World War II and Korean War veterans, peacekeeping groups, and members from the Abbotsford Royal Canadian Legion, will march along the route heading west on Simon Avenue, across Trethewey Street and onto Veterans Way.
Local police, firefighters, and air and army cadets will also participate in the parade.
Arriving at the cenotaph at the 11th hour, the crowd will stop in silence for two minutes, after which a cadet will play the famous “Last Post.”
The bugle call was named after a poem that describes a soldier’s funeral during WWI and was written by Robert Graves.
It was also performed in battle as a signal to soldiers who were separated or wandering that the fighting was over, and to follow the sound back to safety.
Names of fallen soldiers from within the Abbotsford area will be read aloud by master of ceremonies Donald Stevenson.
Ann Bason of Abbotsford has been named the Silver Cross Mother. Her husband Gary will lay a wreath in honour of their son, Master Cpl. Colin Bason, killed in Afghanistan in 2007.
The ceremony will continue with various organizations and members of government laying wreaths.
Those wishing to attend are encouraged to arrive at the cenotaph by 10:30 a.m.
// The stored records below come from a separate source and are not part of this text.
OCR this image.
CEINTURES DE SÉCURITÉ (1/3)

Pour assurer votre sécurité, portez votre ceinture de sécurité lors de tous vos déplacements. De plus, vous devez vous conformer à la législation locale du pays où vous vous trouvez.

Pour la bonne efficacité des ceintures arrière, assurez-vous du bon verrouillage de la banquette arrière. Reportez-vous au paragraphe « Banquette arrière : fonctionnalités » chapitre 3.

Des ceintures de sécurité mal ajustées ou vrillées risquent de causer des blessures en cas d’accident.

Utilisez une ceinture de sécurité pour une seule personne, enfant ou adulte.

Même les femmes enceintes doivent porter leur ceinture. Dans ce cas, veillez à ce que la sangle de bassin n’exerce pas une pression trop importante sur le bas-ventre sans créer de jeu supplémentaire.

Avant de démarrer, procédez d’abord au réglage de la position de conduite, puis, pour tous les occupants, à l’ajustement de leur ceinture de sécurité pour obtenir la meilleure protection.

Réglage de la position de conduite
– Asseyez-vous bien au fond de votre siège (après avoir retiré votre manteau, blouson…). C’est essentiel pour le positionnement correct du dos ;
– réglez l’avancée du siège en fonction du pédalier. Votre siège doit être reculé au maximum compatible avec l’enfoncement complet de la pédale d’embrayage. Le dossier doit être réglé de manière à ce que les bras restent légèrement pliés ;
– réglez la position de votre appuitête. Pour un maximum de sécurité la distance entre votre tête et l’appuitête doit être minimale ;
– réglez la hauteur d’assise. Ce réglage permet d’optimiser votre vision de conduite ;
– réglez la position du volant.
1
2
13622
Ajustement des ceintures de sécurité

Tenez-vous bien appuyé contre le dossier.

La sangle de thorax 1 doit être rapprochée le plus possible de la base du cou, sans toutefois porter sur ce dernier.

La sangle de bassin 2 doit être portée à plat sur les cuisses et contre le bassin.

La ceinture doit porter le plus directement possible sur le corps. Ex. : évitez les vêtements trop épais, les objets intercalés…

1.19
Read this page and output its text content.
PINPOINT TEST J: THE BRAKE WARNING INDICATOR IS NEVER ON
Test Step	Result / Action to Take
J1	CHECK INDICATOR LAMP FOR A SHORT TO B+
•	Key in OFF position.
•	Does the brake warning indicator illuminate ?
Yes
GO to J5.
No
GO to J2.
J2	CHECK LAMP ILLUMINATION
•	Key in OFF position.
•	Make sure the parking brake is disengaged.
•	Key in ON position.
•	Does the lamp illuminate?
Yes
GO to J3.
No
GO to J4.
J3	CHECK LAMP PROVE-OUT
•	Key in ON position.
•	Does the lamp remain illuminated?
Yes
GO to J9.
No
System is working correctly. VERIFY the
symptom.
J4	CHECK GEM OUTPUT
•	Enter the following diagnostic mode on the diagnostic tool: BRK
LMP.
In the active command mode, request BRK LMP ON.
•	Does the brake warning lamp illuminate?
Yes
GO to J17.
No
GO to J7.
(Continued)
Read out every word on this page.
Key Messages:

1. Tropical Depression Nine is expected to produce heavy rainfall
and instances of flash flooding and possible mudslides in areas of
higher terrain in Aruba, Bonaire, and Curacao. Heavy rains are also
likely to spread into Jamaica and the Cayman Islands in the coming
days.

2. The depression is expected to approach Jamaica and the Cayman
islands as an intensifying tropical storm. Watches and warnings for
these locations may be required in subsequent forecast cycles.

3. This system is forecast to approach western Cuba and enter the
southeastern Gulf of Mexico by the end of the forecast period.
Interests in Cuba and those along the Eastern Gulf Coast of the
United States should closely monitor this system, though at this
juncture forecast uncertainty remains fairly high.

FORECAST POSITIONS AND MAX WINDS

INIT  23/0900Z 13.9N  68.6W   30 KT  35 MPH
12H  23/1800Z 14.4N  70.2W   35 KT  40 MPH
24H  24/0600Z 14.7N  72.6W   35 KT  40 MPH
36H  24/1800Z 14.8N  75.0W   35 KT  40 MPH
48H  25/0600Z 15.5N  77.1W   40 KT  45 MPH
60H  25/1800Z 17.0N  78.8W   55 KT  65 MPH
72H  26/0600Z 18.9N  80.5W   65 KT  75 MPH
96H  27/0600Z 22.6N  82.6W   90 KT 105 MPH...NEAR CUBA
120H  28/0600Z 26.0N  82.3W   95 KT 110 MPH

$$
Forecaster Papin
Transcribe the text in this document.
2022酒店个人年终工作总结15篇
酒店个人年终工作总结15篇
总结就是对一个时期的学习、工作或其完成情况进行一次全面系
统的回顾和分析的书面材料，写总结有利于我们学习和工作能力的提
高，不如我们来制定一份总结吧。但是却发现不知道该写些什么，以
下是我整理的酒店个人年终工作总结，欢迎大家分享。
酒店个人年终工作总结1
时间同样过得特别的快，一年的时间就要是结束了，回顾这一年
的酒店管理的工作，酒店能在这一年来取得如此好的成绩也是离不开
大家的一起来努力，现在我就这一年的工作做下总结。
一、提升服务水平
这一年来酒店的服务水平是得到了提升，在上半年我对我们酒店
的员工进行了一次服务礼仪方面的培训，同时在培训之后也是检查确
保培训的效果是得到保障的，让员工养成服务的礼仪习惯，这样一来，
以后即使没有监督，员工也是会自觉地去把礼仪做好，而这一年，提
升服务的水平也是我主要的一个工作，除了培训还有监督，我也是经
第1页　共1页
Parking will be available at the Clearbrook Library, 32320 George Ferguson Way.
After the event, the Abbotsford Legion at 2513 West Railway St. will offer refreshments to those over the age of 19.
At the Reach Museum and Gallery on Veterans Way, hot chocolate, coffee and tea will be provided for all ages.
Poppies, worn in remembrance of those who gave their lives in war, are available at shopping centres and numerous other locations around Abbotsford.
The donations raised are in support of veterans, their families and widows.
“If we forget the sacrifices of these people, the thousands of lives that were given and the hundreds of thousands of men that went to war, our nation will be the poorer,” said Art Turnbull, legion chaplain.